At a meeting with media executives discussing a series of changes to the platform in Sydney, Australia, last week, Facebook’s head of news partnerships Campbell Brown finally said what everybody already knew. “Mark [Zuckerberg] doesn’t care about publishers,” she told the meeting participants. Nevertheless, she said, her boss “is giving me a lot of leeway and concessions to make these changes.” Without Facebook’s help, she said, “the reverse looks like I’ll be holding your hands with your dying business like in a hospice.” (The quotes were originally reported in the Australian.)
Grim — but also accurate. For several years beginning around 2011, Facebook’s News Feed served as a firehose of traffic, where one widely shared link could result in astronomical attention. Many websites tried to turn Facebook optimization into a science and chased those clicks for longer than they maybe should have, drastically pivoting (to things like video) in the hopes of appeasing the Facebook gods. The ebbing of News Feed traffic has widespread consequences for the news business. As Nieman Lab highlights, Brown also reportedly said this:
Great! That old world absolutely sucked and made the internet ecosystem a discernibly worse place.

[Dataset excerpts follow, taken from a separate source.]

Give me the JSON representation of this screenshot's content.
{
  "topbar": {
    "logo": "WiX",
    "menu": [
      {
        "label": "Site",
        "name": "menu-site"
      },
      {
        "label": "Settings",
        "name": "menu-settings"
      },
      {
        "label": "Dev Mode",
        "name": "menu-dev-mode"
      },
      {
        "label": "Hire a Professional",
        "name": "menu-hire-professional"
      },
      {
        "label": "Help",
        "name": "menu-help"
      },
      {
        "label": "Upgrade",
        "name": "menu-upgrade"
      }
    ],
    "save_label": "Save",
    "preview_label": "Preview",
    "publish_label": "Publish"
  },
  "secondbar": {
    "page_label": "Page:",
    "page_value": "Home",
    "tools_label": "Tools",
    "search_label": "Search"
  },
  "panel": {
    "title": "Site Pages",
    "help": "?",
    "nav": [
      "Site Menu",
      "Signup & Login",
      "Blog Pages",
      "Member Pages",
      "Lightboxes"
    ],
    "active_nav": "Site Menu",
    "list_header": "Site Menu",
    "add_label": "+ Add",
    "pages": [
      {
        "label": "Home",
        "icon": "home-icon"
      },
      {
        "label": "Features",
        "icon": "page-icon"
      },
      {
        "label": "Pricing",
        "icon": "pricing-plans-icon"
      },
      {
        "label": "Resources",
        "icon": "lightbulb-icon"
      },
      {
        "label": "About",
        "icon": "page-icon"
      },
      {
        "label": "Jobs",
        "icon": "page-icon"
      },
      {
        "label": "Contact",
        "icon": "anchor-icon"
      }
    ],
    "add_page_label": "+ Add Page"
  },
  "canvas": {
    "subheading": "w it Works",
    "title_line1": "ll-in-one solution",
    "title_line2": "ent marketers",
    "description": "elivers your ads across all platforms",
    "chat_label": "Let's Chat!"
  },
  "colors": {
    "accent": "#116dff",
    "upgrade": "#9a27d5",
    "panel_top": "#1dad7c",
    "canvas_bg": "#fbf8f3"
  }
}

Sometime around 2012, the ecology of digital publishing underwent an epochal shift: Facebook overtook Google as the top traffic source on the web. Prior to Facebook, the best way to reliably obtain traffic was through search-engine optimization, formatting web content so that it would rank highly within search engines. SEO is a sort of guessing game, a digital Jeopardy! in which the person creating web content tries to think of the query that will get users to their web content. It’s why an article might be headlined “What Time Is the Super Bowl?” instead of “The Super Bowl Is Coming Up Soon.”

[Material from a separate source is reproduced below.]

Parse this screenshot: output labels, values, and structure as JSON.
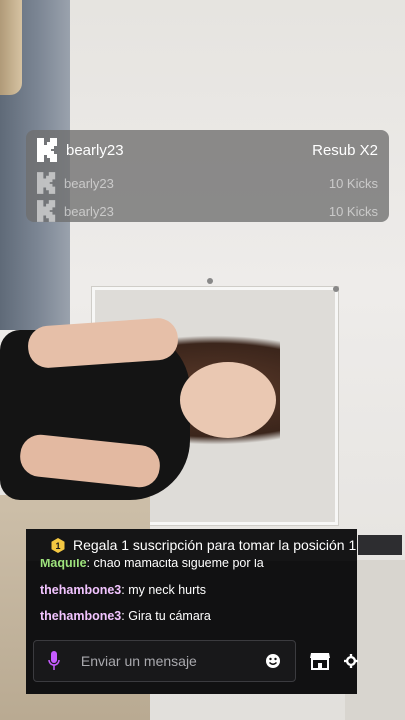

Facebook’s rising dominance as a referrer led to a different type of work, content that was optimized for social media. The key to a good piece of Facebook-optimized content was that it was emotionally intelligent, often in an exaggerated manner. It wasn’t just 21 pictures that will make you feel good; it’s “21 Pictures That Will Restore Your Faith in Humanity.” A celebrity didn’t just wear a ritzy dress, they wore a ritzy dress “and I Can’t Even.”